Only orgasms were evaluated in this investigation, and no attempt was made to ascertain other aspects of male sexual behaviour.7 Previous studies, however, have found that self reported frequency of orgasms in men is a highly reliable method for the evaluation of the effects of androgens on sexual activity that tends to remain stable over time.3 8 There is undoubtedly misclassification in the reporting of the frequency of orgasms as well as in the laboratory determinations of dihydrotestosterone and the other hormones. The corresponding errors, however, are clearly uncorrelated since laboratory tests were blindly performed and the staff concerned had no knowledge of the identity of the subjects or their questionnaire data. Non-differential misclassification can bias the regression coefficients towards the null values, but the extent of this misclassification was no smaller for dihydrotestosterone than for other hormones.

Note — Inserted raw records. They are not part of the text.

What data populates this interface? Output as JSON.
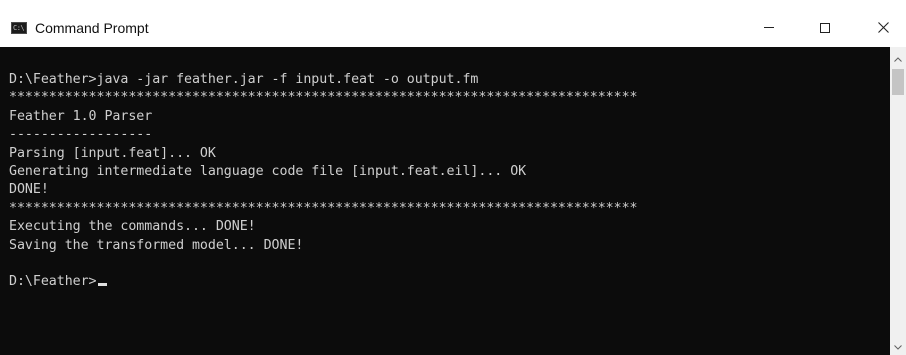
{
  "window": {
    "title": "Command Prompt",
    "icon": "cmd-icon",
    "icon_glyph": "C:\\"
  },
  "controls": {
    "minimize_icon": "minimize-icon",
    "maximize_icon": "maximize-icon",
    "close_icon": "close-icon"
  },
  "console": {
    "lines": [
      "",
      "D:\\Feather>java -jar feather.jar -f input.feat -o output.fm",
      "*******************************************************************************",
      "Feather 1.0 Parser",
      "------------------",
      "Parsing [input.feat]... OK",
      "Generating intermediate language code file [input.feat.eil]... OK",
      "DONE!",
      "*******************************************************************************",
      "Executing the commands... DONE!",
      "Saving the transformed model... DONE!",
      ""
    ],
    "prompt": "D:\\Feather>",
    "background": "#0c0c0c",
    "foreground": "#cccccc"
  },
  "scrollbar": {
    "up_icon": "scroll-up-arrow-icon",
    "down_icon": "scroll-down-arrow-icon"
  }
}
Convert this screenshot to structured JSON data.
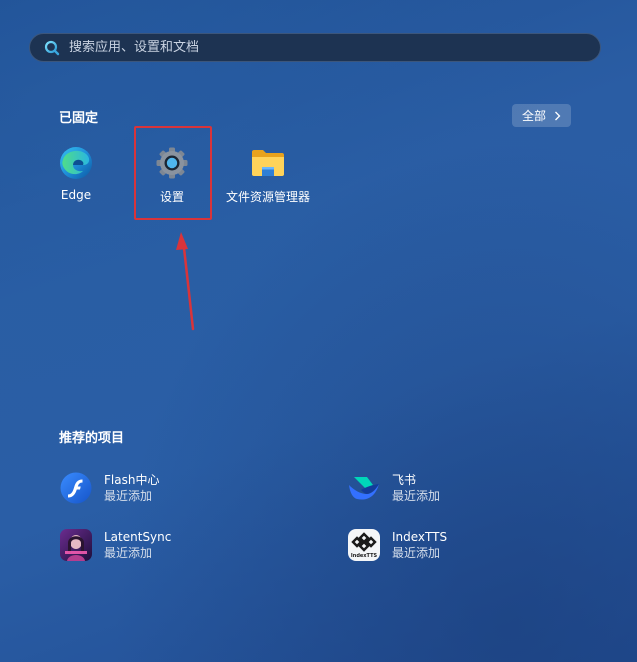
{
  "search": {
    "placeholder": "搜索应用、设置和文档"
  },
  "pinned": {
    "title": "已固定",
    "all_button_label": "全部",
    "apps": [
      {
        "label": "Edge",
        "icon": "edge-icon"
      },
      {
        "label": "设置",
        "icon": "gear-icon"
      },
      {
        "label": "文件资源管理器",
        "icon": "folder-icon"
      }
    ]
  },
  "recommended": {
    "title": "推荐的项目",
    "items": [
      {
        "name": "Flash中心",
        "subtitle": "最近添加",
        "icon": "flash-icon"
      },
      {
        "name": "飞书",
        "subtitle": "最近添加",
        "icon": "feishu-icon"
      },
      {
        "name": "LatentSync",
        "subtitle": "最近添加",
        "icon": "latentsync-icon"
      },
      {
        "name": "IndexTTS",
        "subtitle": "最近添加",
        "icon": "indextts-icon",
        "icon_text": "IndexTTS"
      }
    ]
  },
  "colors": {
    "annotation": "#d9343a",
    "background": "#2a5ea6",
    "search_bg": "#1d3352"
  }
}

It seems that in normal young adults the potent testosterone metabolite dihydrotestosterone, which binds much more avidly with the androgen receptor,9 is the most important and perhaps the only important androgen in determining male sexual behaviour as reflected in the frequency of orgasms, whereas physiological concentrations of serum oestrogen and adrenal steroids do not seem to play an independent part of comparable importance.
This study was supported by a grant from the medical services of the Greek Army and by a grant to Harvard University by George S Livanos, Switzerland.